2009 TRENCHES NW 4 and NW 5 - North West Slope Project
Field Supervisor: Phil Perkins, The Open University, London

 

Final Report:


06-29-09 backhoe opens Trench NW 4


Excavation started in trench NW4 with the removal of the hill-wash deposits overlaying the archaeological strata. A backhoe (mini-digger) was used to excavate the sterile layers.

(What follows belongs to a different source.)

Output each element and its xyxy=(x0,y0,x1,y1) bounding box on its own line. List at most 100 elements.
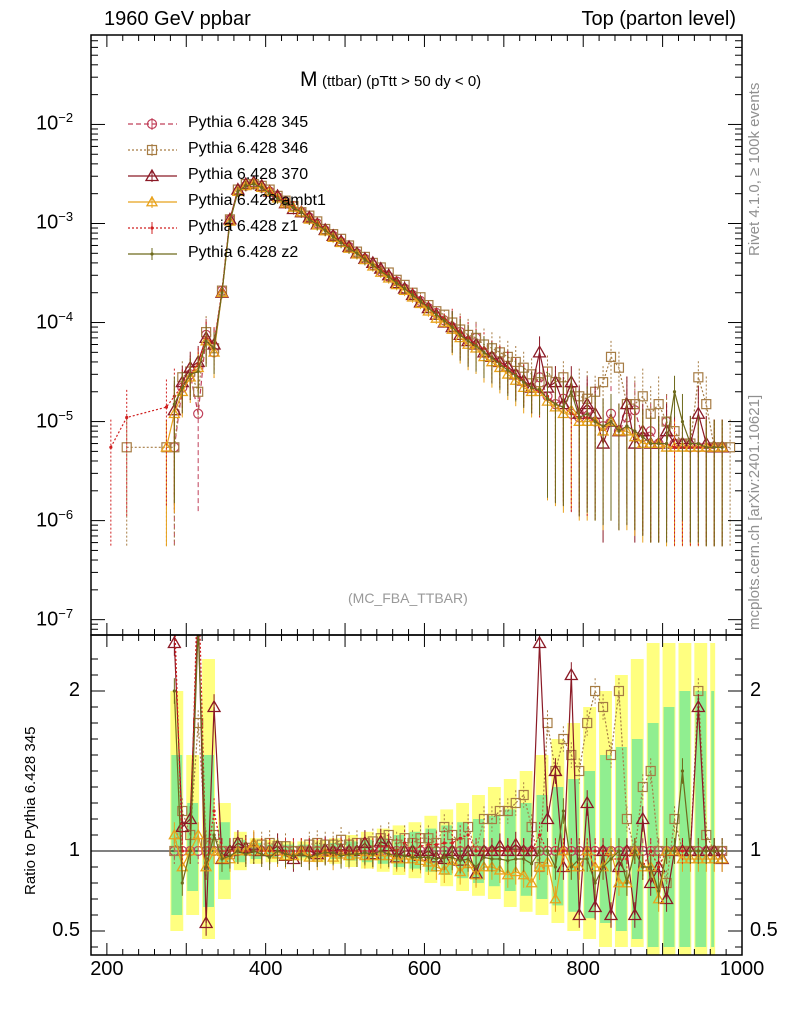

Students scarping Trench NW 4


The scarps were then cut vertically by hand to create sharp sections on all edges of the trench.

 


Trench NW4 before excavation


Trench NW4 was prepared for excavation by cleaning over the exposed top surface of the archaeological deposits. The trench has an 'L' shape due to its avoidance of mature and valuable chestnut and oak trees. Archaeological features were identified and planned prior to individual excavation.

 


Quarter section of southern firepit in Trench NW4


A circular feature was revealed in the southern part of the trench. A circle of gray-brown soil was surrounded by a ring of dark-red clay. Evidence for burning in a pit cut into the ground. The circular feature, 1.0m across, was divided in to quarters and alternate quarters were excavated to create a simultaneous north-south and east-west section of the pit. This enabled the examination of the processes that caused the pit to be filled.

 


NW4 southern firepit after excavation


The pit had a rounded bottom and contained much charcoal. The pit was cut as deep as the natural bedrock allowed.

 


NW4 excavation of northern firepit

When the smaller southern pit had been excavated work started on a similar, but larger pit to the north. Meanwhile, in the background work started on NW5, a smaller trench that was positioned to investigate an artificially cut rock that was excavated at the very edge of trench PC18 in the 2000-1 seasons.

 


Partial excavation of northern fire-pit in Trench NW4


Thick deposits of charcoal emerged as the larger fire-pit was half-sectioned. Here the uppermost layers filling the pit have been removed.

 


Students work in NW 4; Phil Perkins discusses NW 5 with Michael Thomas and Jess Galloway

 


Jonathan Davies and Nathan Briscoe discuss excavation strategy in NW5

Meanwhile in trench NW5 Jonathan Davies and Nathan Briscoe continue the excavation of the cut rock, that quickly emerged as a cut quadrilateral block.

 


07-08-09: NW5 cut block emerging

The top of the block is seen from the south in the photograph above.

 


Half section excavation of northern fire-pit in Trench NW4

The excavation of half of the large fire-pit was completed revealing a layer of charcoal and a large cut block of stone in the bottom.

 


07-14-09: cut block in Trench NW5

As excavation progressed the block rapidly emerged. Various cuts and grooves suggest an attempt to create large blocks of stone, possibly for the first phase of the sanctuary on the top of the hill.

 


Possible ceramic wasters found in NW4


Finds of poorly fired ceramics in NW4 suggest that the fire-pits may have been used as kilns for firing earthenware pots.

 


07-17-09: 2 superimposed northern firepits in Trench NW4

When the excavation of the larger fire pit was completed it was found to actually consist of two very nearly superimposed, and overlapping pits, one deeper than the other. The most recent pit contained large quantities of charcoal.

 


Ceramic waster found in Trench NW4

Near to the fire-pits a fragment of severely over-fired and deformed clay was found, providing good evidence for manufacture of ceramics.

 


Phil Perkins photographs tool marks on cut block in Trench NW5


Tool marks on the cut block in NW5 were carefully photographed by Phil Perkins.